Investimenti per innovare l’irrigazione
Il precedente bando regionale ha consentito di finanziare e realizzare 243 progetti distribuiti su tutto il territorio piemontese. Questi interventi hanno riguardato sistemi e infrastrutture utili a rendere più razionale l’utilizzo dell’acqua nelle attività agricole. Inoltre, il nuovo stanziamento permetterà di sostenere ulteriori iniziative, con particolare attenzione alla realizzazione dei micro-invasi aziendali, strumenti considerati strategici per raccogliere e conservare le risorse idriche nei periodi più favorevoli. In questo modo gli agricoltori potranno disporre di una maggiore autonomia nella gestione dell’irrigazione, riducendo gli effetti negativi delle variazioni climatiche.
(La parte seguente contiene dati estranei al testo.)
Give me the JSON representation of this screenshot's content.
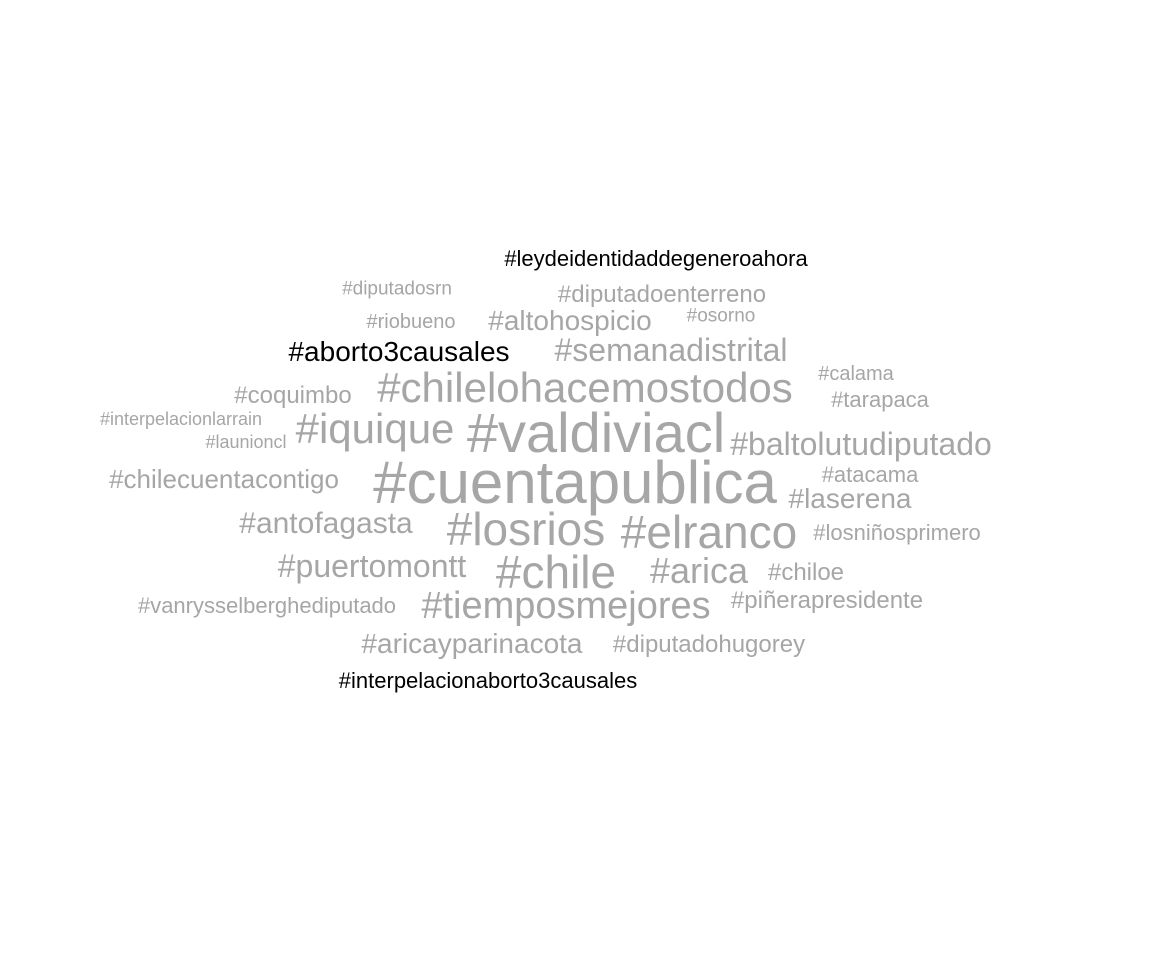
{
  "colors": {
    "background": "#ffffff",
    "highlight": "#000000",
    "muted": "#a6a6a6"
  },
  "words": [
    {
      "text": "#leydeidentidaddegeneroahora",
      "color": "#000000"
    },
    {
      "text": "#diputadosrn",
      "color": "#a6a6a6"
    },
    {
      "text": "#diputadoenterreno",
      "color": "#a6a6a6"
    },
    {
      "text": "#riobueno",
      "color": "#a6a6a6"
    },
    {
      "text": "#altohospicio",
      "color": "#a6a6a6"
    },
    {
      "text": "#osorno",
      "color": "#a6a6a6"
    },
    {
      "text": "#aborto3causales",
      "color": "#000000"
    },
    {
      "text": "#semanadistrital",
      "color": "#a6a6a6"
    },
    {
      "text": "#calama",
      "color": "#a6a6a6"
    },
    {
      "text": "#coquimbo",
      "color": "#a6a6a6"
    },
    {
      "text": "#chilelohacemostodos",
      "color": "#a6a6a6"
    },
    {
      "text": "#tarapaca",
      "color": "#a6a6a6"
    },
    {
      "text": "#interpelacionlarrain",
      "color": "#a6a6a6"
    },
    {
      "text": "#iquique",
      "color": "#a6a6a6"
    },
    {
      "text": "#valdiviacl",
      "color": "#a6a6a6"
    },
    {
      "text": "#launioncl",
      "color": "#a6a6a6"
    },
    {
      "text": "#baltolutudiputado",
      "color": "#a6a6a6"
    },
    {
      "text": "#chilecuentacontigo",
      "color": "#a6a6a6"
    },
    {
      "text": "#cuentapublica",
      "color": "#a6a6a6"
    },
    {
      "text": "#atacama",
      "color": "#a6a6a6"
    },
    {
      "text": "#laserena",
      "color": "#a6a6a6"
    },
    {
      "text": "#antofagasta",
      "color": "#a6a6a6"
    },
    {
      "text": "#losrios",
      "color": "#a6a6a6"
    },
    {
      "text": "#elranco",
      "color": "#a6a6a6"
    },
    {
      "text": "#losniñosprimero",
      "color": "#a6a6a6"
    },
    {
      "text": "#puertomontt",
      "color": "#a6a6a6"
    },
    {
      "text": "#chile",
      "color": "#a6a6a6"
    },
    {
      "text": "#arica",
      "color": "#a6a6a6"
    },
    {
      "text": "#chiloe",
      "color": "#a6a6a6"
    },
    {
      "text": "#vanrysselberghediputado",
      "color": "#a6a6a6"
    },
    {
      "text": "#tiemposmejores",
      "color": "#a6a6a6"
    },
    {
      "text": "#piñerapresidente",
      "color": "#a6a6a6"
    },
    {
      "text": "#aricayparinacota",
      "color": "#a6a6a6"
    },
    {
      "text": "#diputadohugorey",
      "color": "#a6a6a6"
    },
    {
      "text": "#interpelacionaborto3causales",
      "color": "#000000"
    }
  ]
}
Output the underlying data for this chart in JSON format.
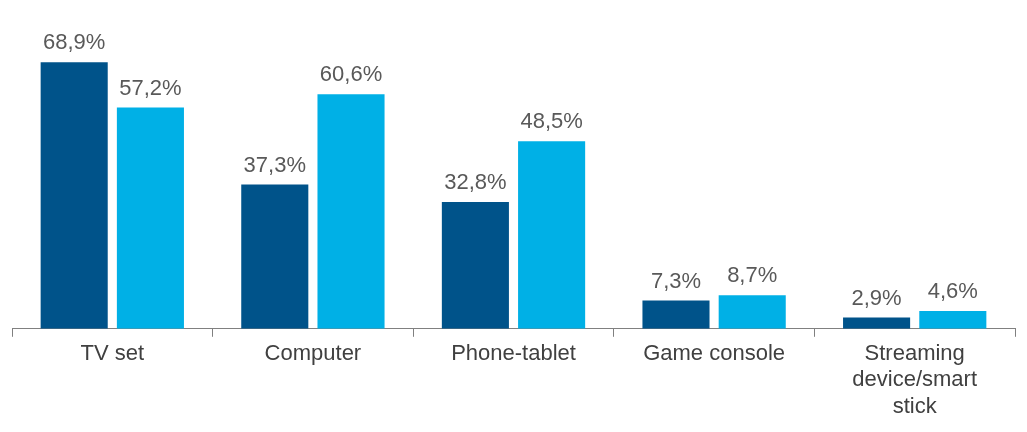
{
  "chart_data": {
    "type": "bar",
    "categories": [
      "TV set",
      "Computer",
      "Phone-tablet",
      "Game console",
      "Streaming device/smart stick"
    ],
    "series": [
      {
        "color": "#00538a",
        "values": [
          68.9,
          37.3,
          32.8,
          7.3,
          2.9
        ],
        "value_labels": [
          "68,9%",
          "37,3%",
          "32,8%",
          "7,3%",
          "2,9%"
        ]
      },
      {
        "color": "#00b0e6",
        "values": [
          57.2,
          60.6,
          48.5,
          8.7,
          4.6
        ],
        "value_labels": [
          "57,2%",
          "60,6%",
          "48,5%",
          "8,7%",
          "4,6%"
        ]
      }
    ],
    "grid": false,
    "legend": false
  }
}
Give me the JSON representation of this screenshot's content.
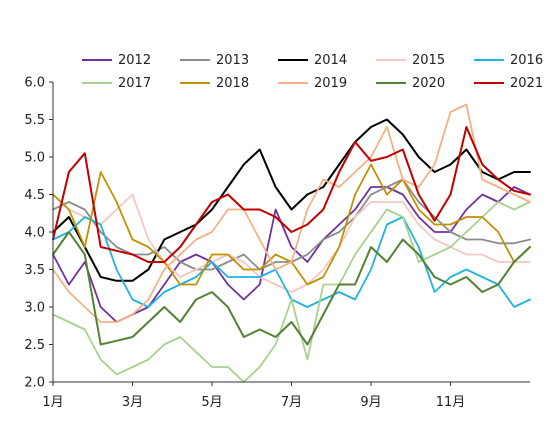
{
  "chart_data": {
    "type": "line",
    "title": "",
    "xlabel": "",
    "ylabel": "",
    "ylim": [
      2.0,
      6.0
    ],
    "yticks": [
      "2.0",
      "2.5",
      "3.0",
      "3.5",
      "4.0",
      "4.5",
      "5.0",
      "5.5",
      "6.0"
    ],
    "xlim": [
      1,
      13
    ],
    "xticks": [
      {
        "value": 1,
        "label": "1月"
      },
      {
        "value": 3,
        "label": "3月"
      },
      {
        "value": 5,
        "label": "5月"
      },
      {
        "value": 7,
        "label": "7月"
      },
      {
        "value": 9,
        "label": "9月"
      },
      {
        "value": 11,
        "label": "11月"
      }
    ],
    "grid": false,
    "legend": "top",
    "series": [
      {
        "name": "2012",
        "color": "#7030a0",
        "x": [
          1,
          1.4,
          1.8,
          2.2,
          2.6,
          3,
          3.4,
          3.8,
          4.2,
          4.6,
          5,
          5.4,
          5.8,
          6.2,
          6.6,
          7,
          7.4,
          7.8,
          8.2,
          8.6,
          9,
          9.4,
          9.8,
          10.2,
          10.6,
          11,
          11.4,
          11.8,
          12.2,
          12.6,
          13
        ],
        "values": [
          3.7,
          3.3,
          3.6,
          3.0,
          2.8,
          2.9,
          3.0,
          3.3,
          3.6,
          3.7,
          3.6,
          3.3,
          3.1,
          3.3,
          4.3,
          3.8,
          3.6,
          3.9,
          4.1,
          4.3,
          4.6,
          4.6,
          4.5,
          4.2,
          4.0,
          4.0,
          4.3,
          4.5,
          4.4,
          4.6,
          4.5
        ]
      },
      {
        "name": "2013",
        "color": "#8c8c8c",
        "x": [
          1,
          1.4,
          1.8,
          2.2,
          2.6,
          3,
          3.4,
          3.8,
          4.2,
          4.6,
          5,
          5.4,
          5.8,
          6.2,
          6.6,
          7,
          7.4,
          7.8,
          8.2,
          8.6,
          9,
          9.4,
          9.8,
          10.2,
          10.6,
          11,
          11.4,
          11.8,
          12.2,
          12.6,
          13
        ],
        "values": [
          4.3,
          4.4,
          4.3,
          4.0,
          3.8,
          3.7,
          3.7,
          3.8,
          3.6,
          3.5,
          3.5,
          3.6,
          3.7,
          3.5,
          3.6,
          3.6,
          3.7,
          3.9,
          4.0,
          4.2,
          4.5,
          4.6,
          4.7,
          4.4,
          4.2,
          4.0,
          3.9,
          3.9,
          3.85,
          3.85,
          3.9
        ]
      },
      {
        "name": "2014",
        "color": "#000000",
        "x": [
          1,
          1.4,
          1.8,
          2.2,
          2.6,
          3,
          3.4,
          3.8,
          4.2,
          4.6,
          5,
          5.4,
          5.8,
          6.2,
          6.6,
          7,
          7.4,
          7.8,
          8.2,
          8.6,
          9,
          9.4,
          9.8,
          10.2,
          10.6,
          11,
          11.4,
          11.8,
          12.2,
          12.6,
          13
        ],
        "values": [
          4.0,
          4.2,
          3.8,
          3.4,
          3.35,
          3.35,
          3.5,
          3.9,
          4.0,
          4.1,
          4.3,
          4.6,
          4.9,
          5.1,
          4.6,
          4.3,
          4.5,
          4.6,
          4.9,
          5.2,
          5.4,
          5.5,
          5.3,
          5.0,
          4.8,
          4.9,
          5.1,
          4.8,
          4.7,
          4.8,
          4.8
        ]
      },
      {
        "name": "2015",
        "color": "#f4c7c3",
        "x": [
          1,
          1.4,
          1.8,
          2.2,
          2.6,
          3,
          3.4,
          3.8,
          4.2,
          4.6,
          5,
          5.4,
          5.8,
          6.2,
          6.6,
          7,
          7.4,
          7.8,
          8.2,
          8.6,
          9,
          9.4,
          9.8,
          10.2,
          10.6,
          11,
          11.4,
          11.8,
          12.2,
          12.6,
          13
        ],
        "values": [
          4.5,
          4.3,
          4.2,
          4.1,
          4.3,
          4.5,
          3.9,
          3.6,
          3.4,
          3.5,
          3.6,
          3.7,
          3.6,
          3.4,
          3.3,
          3.2,
          3.3,
          3.5,
          3.8,
          4.2,
          4.4,
          4.4,
          4.4,
          4.1,
          3.9,
          3.8,
          3.7,
          3.7,
          3.6,
          3.6,
          3.6
        ]
      },
      {
        "name": "2016",
        "color": "#1fb3e0",
        "x": [
          1,
          1.4,
          1.8,
          2.2,
          2.6,
          3,
          3.4,
          3.8,
          4.2,
          4.6,
          5,
          5.4,
          5.8,
          6.2,
          6.6,
          7,
          7.4,
          7.8,
          8.2,
          8.6,
          9,
          9.4,
          9.8,
          10.2,
          10.6,
          11,
          11.4,
          11.8,
          12.2,
          12.6,
          13
        ],
        "values": [
          3.9,
          4.0,
          4.2,
          4.1,
          3.5,
          3.1,
          3.0,
          3.2,
          3.3,
          3.4,
          3.6,
          3.4,
          3.4,
          3.4,
          3.5,
          3.1,
          3.0,
          3.1,
          3.2,
          3.1,
          3.5,
          4.1,
          4.2,
          3.8,
          3.2,
          3.4,
          3.5,
          3.4,
          3.3,
          3.0,
          3.1
        ]
      },
      {
        "name": "2017",
        "color": "#a9d18e",
        "x": [
          1,
          1.4,
          1.8,
          2.2,
          2.6,
          3,
          3.4,
          3.8,
          4.2,
          4.6,
          5,
          5.4,
          5.8,
          6.2,
          6.6,
          7,
          7.4,
          7.8,
          8.2,
          8.6,
          9,
          9.4,
          9.8,
          10.2,
          10.6,
          11,
          11.4,
          11.8,
          12.2,
          12.6,
          13
        ],
        "values": [
          2.9,
          2.8,
          2.7,
          2.3,
          2.1,
          2.2,
          2.3,
          2.5,
          2.6,
          2.4,
          2.2,
          2.2,
          2.0,
          2.2,
          2.5,
          3.1,
          2.3,
          3.3,
          3.3,
          3.7,
          4.0,
          4.3,
          4.2,
          3.6,
          3.7,
          3.8,
          4.0,
          4.2,
          4.4,
          4.3,
          4.4
        ]
      },
      {
        "name": "2018",
        "color": "#c09100",
        "x": [
          1,
          1.4,
          1.8,
          2.2,
          2.6,
          3,
          3.4,
          3.8,
          4.2,
          4.6,
          5,
          5.4,
          5.8,
          6.2,
          6.6,
          7,
          7.4,
          7.8,
          8.2,
          8.6,
          9,
          9.4,
          9.8,
          10.2,
          10.6,
          11,
          11.4,
          11.8,
          12.2,
          12.6,
          13
        ],
        "values": [
          4.5,
          4.3,
          3.8,
          4.8,
          4.4,
          3.9,
          3.8,
          3.6,
          3.3,
          3.3,
          3.7,
          3.7,
          3.5,
          3.5,
          3.7,
          3.6,
          3.3,
          3.4,
          3.8,
          4.5,
          4.9,
          4.5,
          4.7,
          4.3,
          4.1,
          4.1,
          4.2,
          4.2,
          4.0,
          3.6,
          3.8
        ]
      },
      {
        "name": "2019",
        "color": "#f4b183",
        "x": [
          1,
          1.4,
          1.8,
          2.2,
          2.6,
          3,
          3.4,
          3.8,
          4.2,
          4.6,
          5,
          5.4,
          5.8,
          6.2,
          6.6,
          7,
          7.4,
          7.8,
          8.2,
          8.6,
          9,
          9.4,
          9.8,
          10.2,
          10.6,
          11,
          11.4,
          11.8,
          12.2,
          12.6,
          13
        ],
        "values": [
          3.5,
          3.2,
          3.0,
          2.8,
          2.8,
          2.9,
          3.1,
          3.5,
          3.7,
          3.9,
          4.0,
          4.3,
          4.3,
          3.9,
          3.5,
          3.6,
          4.3,
          4.7,
          4.6,
          4.8,
          5.0,
          5.4,
          4.7,
          4.6,
          4.9,
          5.6,
          5.7,
          4.7,
          4.6,
          4.5,
          4.4
        ]
      },
      {
        "name": "2020",
        "color": "#548235",
        "x": [
          1,
          1.4,
          1.8,
          2.2,
          2.6,
          3,
          3.4,
          3.8,
          4.2,
          4.6,
          5,
          5.4,
          5.8,
          6.2,
          6.6,
          7,
          7.4,
          7.8,
          8.2,
          8.6,
          9,
          9.4,
          9.8,
          10.2,
          10.6,
          11,
          11.4,
          11.8,
          12.2,
          12.6,
          13
        ],
        "values": [
          3.7,
          4.0,
          3.7,
          2.5,
          2.55,
          2.6,
          2.8,
          3.0,
          2.8,
          3.1,
          3.2,
          3.0,
          2.6,
          2.7,
          2.6,
          2.8,
          2.5,
          2.9,
          3.3,
          3.3,
          3.8,
          3.6,
          3.9,
          3.7,
          3.4,
          3.3,
          3.4,
          3.2,
          3.3,
          3.6,
          3.8
        ]
      },
      {
        "name": "2021",
        "color": "#c00000",
        "x": [
          1,
          1.4,
          1.8,
          2.2,
          2.6,
          3,
          3.4,
          3.8,
          4.2,
          4.6,
          5,
          5.4,
          5.8,
          6.2,
          6.6,
          7,
          7.4,
          7.8,
          8.2,
          8.6,
          9,
          9.4,
          9.8,
          10.2,
          10.6,
          11,
          11.4,
          11.8,
          12.2,
          12.6,
          13
        ],
        "values": [
          3.9,
          4.8,
          5.05,
          3.8,
          3.75,
          3.7,
          3.6,
          3.6,
          3.8,
          4.1,
          4.4,
          4.5,
          4.3,
          4.3,
          4.2,
          4.0,
          4.1,
          4.3,
          4.8,
          5.2,
          4.95,
          5.0,
          5.1,
          4.5,
          4.15,
          4.5,
          5.4,
          4.9,
          4.7,
          4.55,
          4.5
        ]
      }
    ]
  }
}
Una strategia contro la crisi idrica
L’assessore regionale all’Agricoltura sottolinea il valore di queste azioni per il futuro del comparto agricolo piemontese. Infatti, la disponibilità di acqua rappresenta un elemento essenziale per garantire produzioni di qualità e tutelare il lavoro delle aziende. Attraverso questi finanziamenti, quindi, la Regione intende promuovere una gestione più sostenibile della risorsa idrica, favorendo innovazione e resilienza. Allo stesso tempo, gli interventi contribuiscono a costruire un modello agricolo capace di affrontare le sfide ambientali dei prossimi anni, con strumenti più moderni e una maggiore attenzione alla salvaguardia del territorio.